Once you have flown in a sterile cockpit, you will notice how it can reduce the stress of flying with passengers on board.

“Blackfly Air” Loses a Friend

It is with great sadness that we inform our readers of the passing of Marc Guertin, our Aviation Safety Letter (ASL) illustrator for the past 10 years. Among his favourite assignments were all 19 episodes of “Blackfly Air”, which started as a simple way to introduce safety management system (SMS) concepts, and evolved into the peculiar saga of a fictitious grumpy 703 operator and his business-savvy wife. Marc also created a number of civil aviation classics, such as all six “Runway Incursions Are Real!” posters and the “Cats Can See in the Dark. You Can’t!” night VFR poster. Over the years, he created nearly 100 custom illustrations for the articles and tear-outs in our newsletters. We extend our condolences to Marc’s family and many friends.

Watch for the return of “Blackfly Air” in a future issue of the ASL.

Final Approach All Clear? Be Sure! Runway Incursions Are Real!

Tkae Five...for safety

Underwater Egress

Although the odds of experiencing a ditching event are extremely low, pre-flight preparation and knowledge are paramount to survival should it happen.

The following items will enhance your chance of a successful egress.
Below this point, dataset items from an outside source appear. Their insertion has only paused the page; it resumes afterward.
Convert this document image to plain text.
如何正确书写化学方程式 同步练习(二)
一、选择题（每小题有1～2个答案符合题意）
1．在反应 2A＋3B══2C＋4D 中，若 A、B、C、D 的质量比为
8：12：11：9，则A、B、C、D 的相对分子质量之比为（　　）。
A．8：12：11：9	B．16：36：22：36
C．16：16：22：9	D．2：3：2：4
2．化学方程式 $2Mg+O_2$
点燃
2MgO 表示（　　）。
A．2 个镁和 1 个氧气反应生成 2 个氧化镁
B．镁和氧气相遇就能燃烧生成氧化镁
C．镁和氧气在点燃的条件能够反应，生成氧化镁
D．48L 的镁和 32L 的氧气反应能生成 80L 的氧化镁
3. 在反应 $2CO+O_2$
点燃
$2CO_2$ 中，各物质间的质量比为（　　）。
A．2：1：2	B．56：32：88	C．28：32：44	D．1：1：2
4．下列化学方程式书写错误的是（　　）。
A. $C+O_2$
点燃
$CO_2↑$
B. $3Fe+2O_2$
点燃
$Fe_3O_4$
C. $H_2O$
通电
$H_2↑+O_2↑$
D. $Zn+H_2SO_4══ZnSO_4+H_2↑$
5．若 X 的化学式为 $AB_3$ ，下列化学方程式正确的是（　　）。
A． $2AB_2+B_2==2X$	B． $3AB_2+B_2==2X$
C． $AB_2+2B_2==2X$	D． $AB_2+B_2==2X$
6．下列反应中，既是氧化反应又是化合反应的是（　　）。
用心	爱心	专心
  1. Pre-flight Preparation
    Ensure the pilot-in-command demonstrates the location and use of the emergency exits, life preservers, emergency equipment, life raft, and the proper brace position—before the flight. For extended over-water flights, consider wearing your life preserver. Make sure all baggage and cargo is secured so it does not block access to the emergency exits.
  2. In-flight Preparation
    If you are aware that you are about to ditch, do the following:

    • Put on your life preserver, but DO NOT INFLATE IT.
    • Locate all emergency exits, note where they are in relation to your right or left hand, and visualize how to open them.
    • Assume the proper brace position for your seat, as briefed by the crew.
    • Follow the instructions given by the pilot-in-command.
  3. Underwater Egress Procedure
    • Try to remain calm!
    • Take a deep breath prior to being submersed under water.
    • OPEN YOUR EYES.
    • Orient yourself in relation to your selected emergency exit.
    • Get a firm grip on a fixed reference point.
    • If you are seated right next to your emergency exit:

      • – Wait until the water has filled three quarters of the cabin before you fully open the exit, then open it.
      • – Release your safety harness.
      • – Pull yourself free from the cabin.
      • – Inflate your life preserver after exiting the aircraft.
    • If you are NOT seated right next to the emergency exit:

      • – Release your safety harness and proceed toward your emergency exit.
      • – Wait until the water has filled three quarters of the cabin before you fully open the exit, then open it.
      • – Pull yourself free from the cabin.
      • – Inflate your life preserver after exiting the aircraft.

Some of the difficulties during underwater egress include lack of oxygen; disorientation; in-rushing water; obscured vision; and floating debris. Don’t panic. You know you can hold your breath, so relax for a moment; open your eyes; find the exit; and egress. These are basic guidelines only, and your best defence is underwater egress training.